Ethan mi stringe a sé, e in quel momento capisco che anche lui è intimorito, abbandonando improvvisamente la sua maschera di sfacciataggine per mostrare finalmente il vero Ethan al disotto della maschera, un Ethan imperfetto, fragile, pieno di sogni ma anche di insicurezze; quella persona che avevo sempre saputo esserci al di là della sua sfrontata spavalderia e che inconsciamente ho accolto e protetto come il più prezioso dei tesori.

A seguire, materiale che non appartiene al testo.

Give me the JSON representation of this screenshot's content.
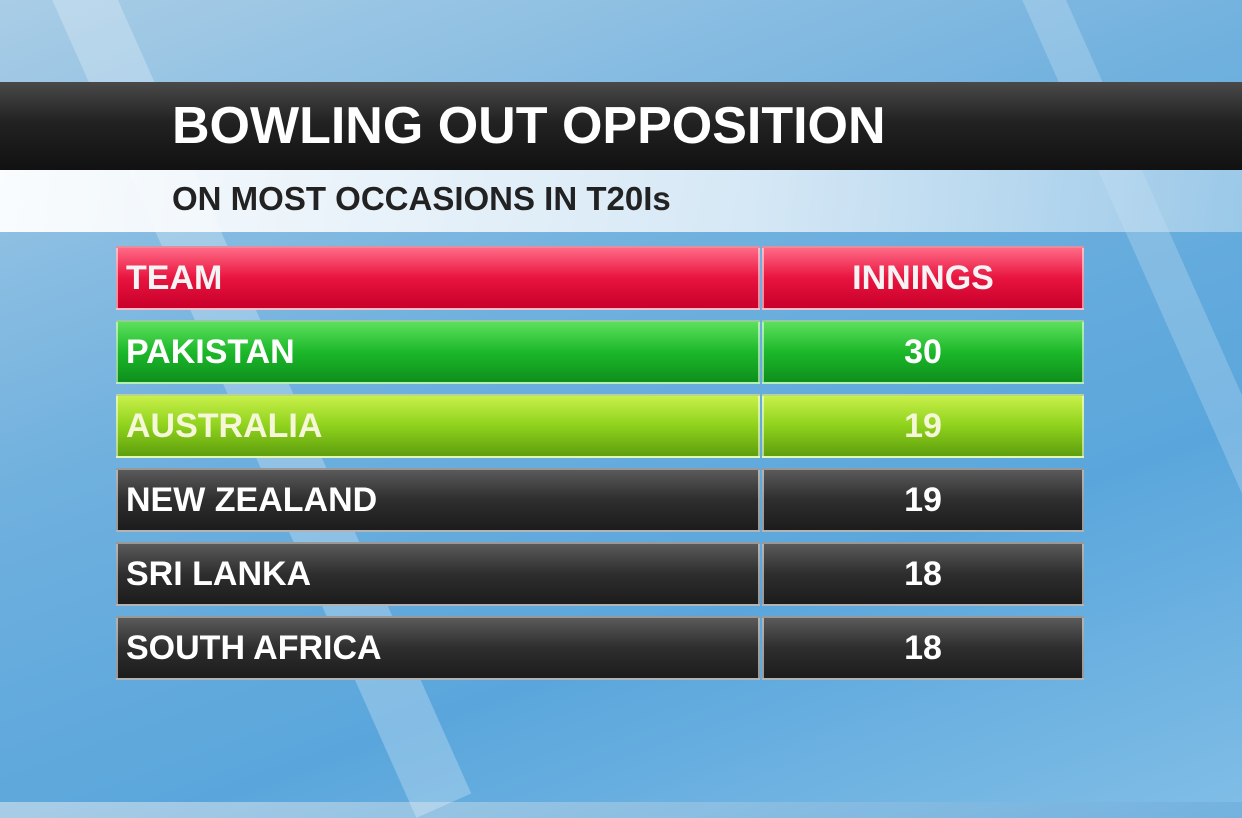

Forti e fragili. Liberi come il vento. Legati da un filo invisibile proprio come quello che regola le impetuose forze della natura. Estate e inverno. Fuoco e terra. Morte e vita.

Ci immergiamo l'uno nell'altra, lasciandoci finalmente alle spalle la paura e la vergogna per quello che siamo stati, e chi ci stava intorno non ha mai capito a fondo, abbandonandoci a tutto ciò che le parole non potranno mai racchiudere senza offuscarne il vero significato, incatenando ciò che non ha materia, ma solo forza, meraviglia e bellezza. Noi. È questo tutto ciò che siamo, tutto ciò che ci resta.

E ora finalmente posso dirlo ad alta voce, senza suonare blasfema: io amo Ethan Lee Martin. È lui la persona che ho scelto, e finché vorrà correre al mio fianco io sarò lieta di accoglierlo.

Il fuoco si consuma lentamente nel miele della notte, il canto dei grilli che accompagna il nostro respiro sempre più regolare, i nostri corpi ancora stretti sotto le coperte.

Ethan non ha smesso quasi un solo istante di giocare con i miei capelli sciolti sulle spalle come un mantello, nemmeno ora che sono abbandonata sul suo petto, le dita che rincorrono la linea sottile dei suoi fianchi e il braccio sinistro abbandonato sulle lenzuola.

«Posso chiederti una cosa?» sussurro a un certo punto. «Se è un sogno, non svegliarmi.»

Ethan sorride, volgendosi verso di me. «Non ce ne sarà bisogno» risponde piano. «Perché questo non è un sogno. Siamo noi. Io e te.»